Aus rechtlichen Gründen (vgl. BVerwG-Urteile von 1993, 1997 zur Erhebungstiefe der Leitarten im Untersuchungsgebiet) und aufgrund der Betroffenheit und herausragenden Bedeutung des Landschaftsraumes Eifel für den Arten- und Biotopschutz müssen die vorhandenen Untersuchungen zu den o.g. Leitarten/-gruppen nachgearbeitet bzw. aktualisiert und ergänzt werden, um eine fehlerfreie Gewichtung der Abwägungsentscheidung zu gewährleisten.

Veraltetes Datenmaterial

Die örtlichen Grundlagenuntersuchungen (Begehungen, Auswertungen) zur Fauna sind von 1988-1990 (KNEITZ et al. 1990) von 1991-1993 (FÖA 1993) und von 1994-1995 (WEIDNER & WEBER 1995a u. 1995b) und deshalb bereits als veraltet anzusehen.
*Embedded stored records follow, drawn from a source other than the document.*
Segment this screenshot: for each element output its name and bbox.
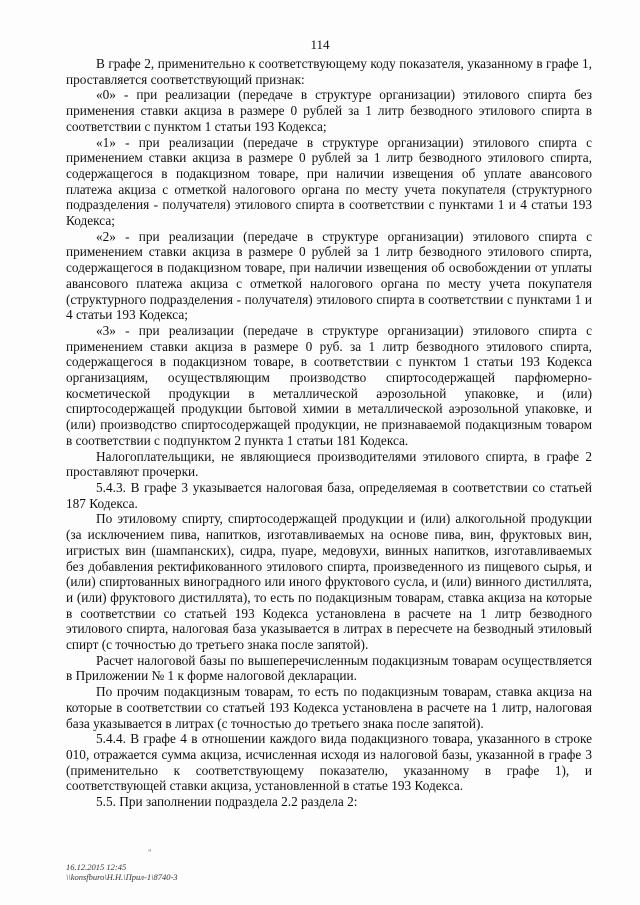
paragraph-code-2: «2» - при реализации (передаче в структуре организации) этилового спирта с применением ставки акциза в размере 0 рублей за 1 литр безводного этилового спирта, содержащегося в подакцизном товаре, при наличии извещения об освобождении от уплаты авансового платежа акциза с отметкой налогового органа по месту учета покупателя (структурного подразделения - получателя) этилового спирта в соответствии с пунктами 1 и 4 статьи 193 Кодекса; — [66, 228, 592, 323]
paragraph-code-1: «1» - при реализации (передаче в структуре организации) этилового спирта с применением ставки акциза в размере 0 рублей за 1 литр безводного этилового спирта, содержащегося в подакцизном товаре, при наличии извещения об уплате авансового платежа акциза с отметкой налогового органа по месту учета покупателя (структурного подразделения - получателя) этилового спирта в соответствии с пунктами 1 и 4 статьи 193 Кодекса; — [66, 134, 592, 229]
paragraph-5-5: 5.5. При заполнении подраздела 2.2 раздела 2: — [96, 794, 358, 810]
document-body — [66, 56, 592, 810]
paragraph-ethyl-alcohol-base: По этиловому спирту, спиртосодержащей продукции и (или) алкогольной продукции (за исключением пива, напитков, изготавливаемых на основе пива, вин, фруктовых вин, игристых вин (шампанских), сидра, пуаре, медовухи, винных напитков, изготавливаемых без добавления ректификованного этилового спирта, произведенного из пищевого сырья, и (или) спиртованных виноградного или иного фруктового сусла, и (или) винного дистиллята, и (или) фруктового дистиллята), то есть по подакцизным товарам, ставка акциза на которые в соответствии со статьей 193 Кодекса установлена в расчете на 1 литр безводного этилового спирта, налоговая база указывается в литрах в пересчете на безводный этиловый спирт (с точностью до третьего знака после запятой). — [66, 511, 592, 653]
paragraph-code-3: «3» - при реализации (передаче в структуре организации) этилового спирта с применением ставки акциза в размере 0 руб. за 1 литр безводного этилового спирта, содержащегося в подакцизном товаре, в соответствии с пунктом 1 статьи 193 Кодекса организациям, осуществляющим производство спиртосодержащей парфюмерно-косметической продукции в металлической аэрозольной упаковке, и (или) спиртосодержащей продукции бытовой химии в металлической аэрозольной упаковке, и (или) производство спиртосодержащей продукции, не признаваемой подакцизным товаром в соответствии с подпунктом 2 пункта 1 статьи 181 Кодекса. — [66, 322, 592, 448]
page-number: 114 — [310, 37, 330, 52]
paragraph-5-4-3: 5.4.3. В графе 3 указывается налоговая база, определяемая в соответствии со статьей 187 Кодекса. — [66, 479, 592, 511]
paragraph-calculation-appendix: Расчет налоговой базы по вышеперечисленным подакцизным товарам осуществляется в Приложении № 1 к форме налоговой декларации. — [66, 652, 592, 684]
footer-note — [66, 862, 178, 882]
paragraph-other-goods: По прочим подакцизным товарам, то есть по подакцизным товарам, ставка акциза на которые в соответствии со статьей 193 Кодекса установлена в расчете на 1 литр, налоговая база указывается в литрах (с точностью до третьего знака после запятой). — [66, 684, 592, 731]
footer-timestamp: 16.12.2015 12:45 — [66, 862, 127, 872]
footer-file-path: \\konsfburo\Н.Н.\Прил-1\8740-3 — [66, 872, 178, 882]
stray-mark: " — [148, 848, 152, 858]
paragraph-5-4-4: 5.4.4. В графе 4 в отношении каждого вида подакцизного товара, указанного в строке 010, отражается сумма акциза, исчисленная исходя из налоговой базы, указанной в графе 3 (применительно к соответствующему показателю, указанному в графе 1), и соответствующей ставки акциза, установленной в статье 193 Кодекса. — [66, 731, 592, 794]
paragraph-code-0: «0» - при реализации (передаче в структуре организации) этилового спирта без применения ставки акциза в размере 0 рублей за 1 литр безводного этилового спирта в соответствии с пунктом 1 статьи 193 Кодекса; — [66, 87, 592, 134]
paragraph-non-producers: Налогоплательщики, не являющиеся производителями этилового спирта, в графе 2 проставляют прочерки. — [66, 448, 592, 480]
paragraph-intro: В графе 2, применительно к соответствующему коду показателя, указанному в графе 1, проставляется соответствующий признак: — [66, 56, 592, 87]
Weiterhin schreiben die Gutachter selbst: .."die umfangreichen tierökologischen Daten im Gebiet AHR 2000 waren überwiegend nicht planungsverfügbar, d.h. kartografisch aufbereitet" ! Die Daten der Planung vernetzter Biotopsysteme Rheinland-Pfalz sind ebenfalls aus den Jahren 1992-1994. In den nachfolgenden Jahren haben lediglich noch Auswertungen von Befragungen durch die Gutachter stattgefunden (FÖA 1996), die selbst ebenfalls wiederum sechs bis sieben Jahre zurückliegen.
Insgesamt bleibt festzustellen, dass der überwiegende Teil der zugrundegelegten ökologischen Grundlagendaten bereits 10 Jahre und älter ist, Daten aus Befragungen ebenfalls bereits mindestens sechs bis sieben Jahre alt sind und die vorliegende Planung ein "Flickwerk" aus zusammengestellten Unterlagen der letzten 12 Jahre darstellt.